Last night I watched the first half of the Oscars with other people, and I watched the second half while on my laptop. It really was an amazing difference. It’s true that I found James Franco’s hosting a little withdrawn and unengaged, but the show wasn’t going all that terribly. Every little thing that felt a little off was just brushed aside until the next one. Oprah Winfrey lingering by the microphone a few seconds too long was just a funny little thing.
But when I logged on to Twitter I was surprised to discover that I had been watching the worst Oscars telecast of all time. (Quick question: How many moments from the last five Oscars do you vividly remember?) This, I was told, was a train wreck, derailing the careers of its hosts and threatening to kill Kirk Douglas with its length and tediousness.

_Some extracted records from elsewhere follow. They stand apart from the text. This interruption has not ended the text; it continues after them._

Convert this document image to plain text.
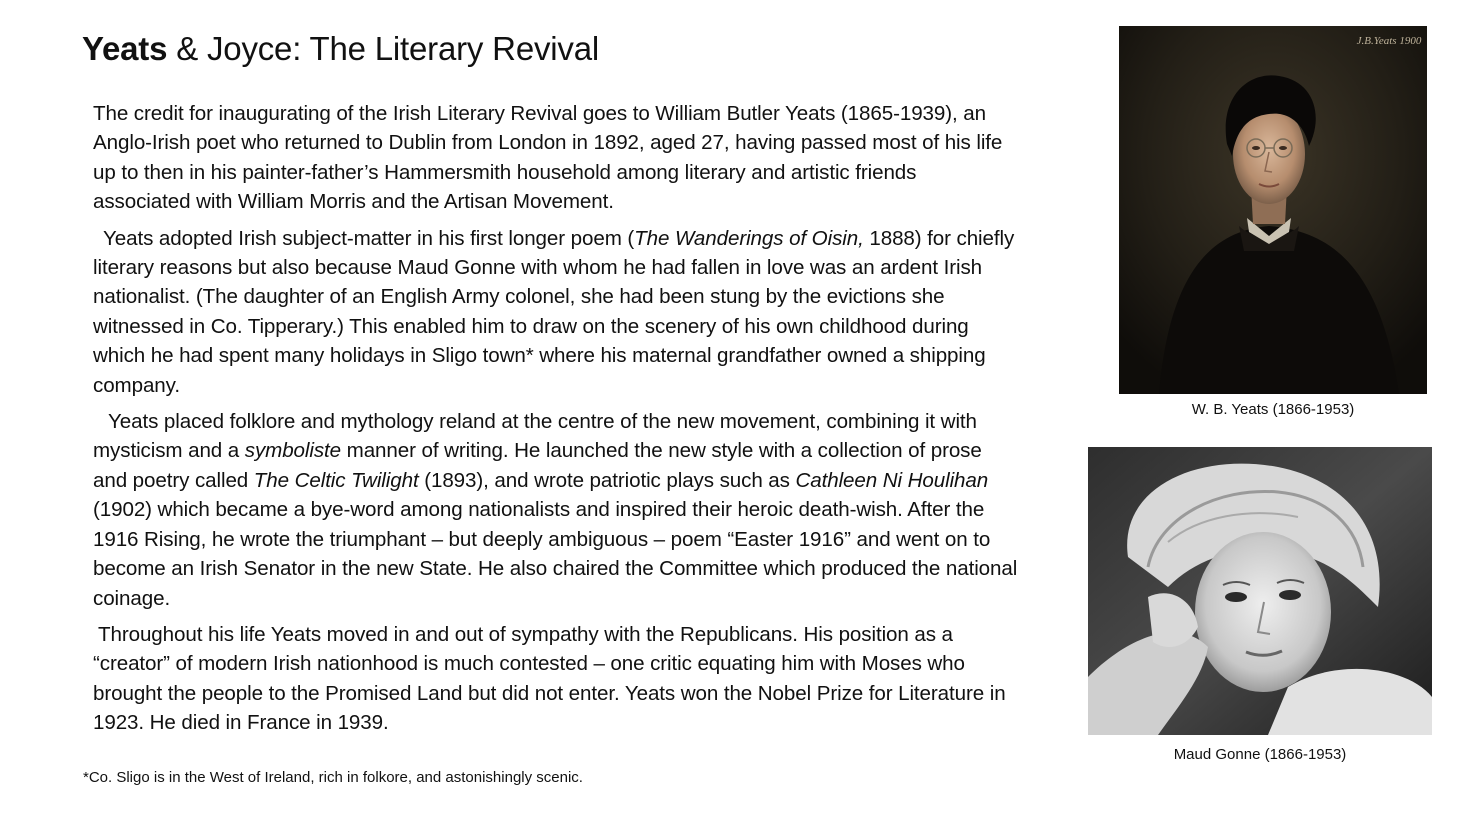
Yeats & Joyce: The Literary Revival

The credit for inaugurating of the Irish Literary Revival goes to William Butler Yeats (1865-1939), an Anglo-Irish poet who returned to Dublin from London in 1892, aged 27, having passed most of his life up to then in his painter-father’s Hammersmith household among literary and artistic friends associated with William Morris and the Artisan Movement.

Yeats adopted Irish subject-matter in his first longer poem (The Wanderings of Oisin, 1888) for chiefly literary reasons but also because Maud Gonne with whom he had fallen in love was an ardent Irish nationalist. (The daughter of an English Army colonel, she had been stung by the evictions she witnessed in Co. Tipperary.) This enabled him to draw on the scenery of his own childhood during which he had spent many holidays in Sligo town* where his maternal grandfather owned a shipping company.

Yeats placed folklore and mythology reland at the centre of the new movement, combining it with mysticism and a symboliste manner of writing. He launched the new style with a collection of prose and poetry called The Celtic Twilight (1893), and wrote patriotic plays such as Cathleen Ni Houlihan (1902) which became a bye-word among nationalists and inspired their heroic death-wish. After the 1916 Rising, he wrote the triumphant – but deeply ambiguous – poem “Easter 1916” and went on to become an Irish Senator in the new State. He also chaired the Committee which produced the national coinage.

Throughout his life Yeats moved in and out of sympathy with the Republicans. His position as a “creator” of modern Irish nationhood is much contested – one critic equating him with Moses who brought the people to the Promised Land but did not enter. Yeats won the Nobel Prize for Literature in 1923. He died in France in 1939.

*Co. Sligo is in the West of Ireland, rich in folkore, and astonishingly scenic.
J.B.Yeats 1900
W. B. Yeats (1866-1953)
Maud Gonne (1866-1953)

What gives? It’s the Twitter model. Twitter is less a site for conversations than it is a venue for one-liners, with the best ones being retweeted by others, leading to more followers and thus higher prestige. It’s a market that only rewards extreme opinions. Would you be wowed by the wit of someone who tweeted, “That was ok” after the host’s opening monologue?
Even most of the people tweeting their little jokes about the telecast had to be doing it without truly believing what they were saying. Everyone who complained about how long the show was going had to know that the Oscars always go long. This year was pretty good, actually, running only 15 minutes long. You try timing a live event where 24 people are invited to give speeches.
The point is, that much negativity bubbling up so quickly and so unanimously can’t be a good thing, especially with almost no optimism to counterbalance it. Can social media really be a valuable tool if it almost by necessity demands cynicism and shuns sincerity? I don’t think I’d like to live in a world where the people who panned the Oscars had to plan the show themselves.
P.S. Please don’t take this to mean we shouldn’t criticize Franco’s performance. He was dreadful in the worst way imaginable, as if he knew what he was doing would piss most people off, and he didn’t care. That’s unforgivable in an event that it supposed to be fun.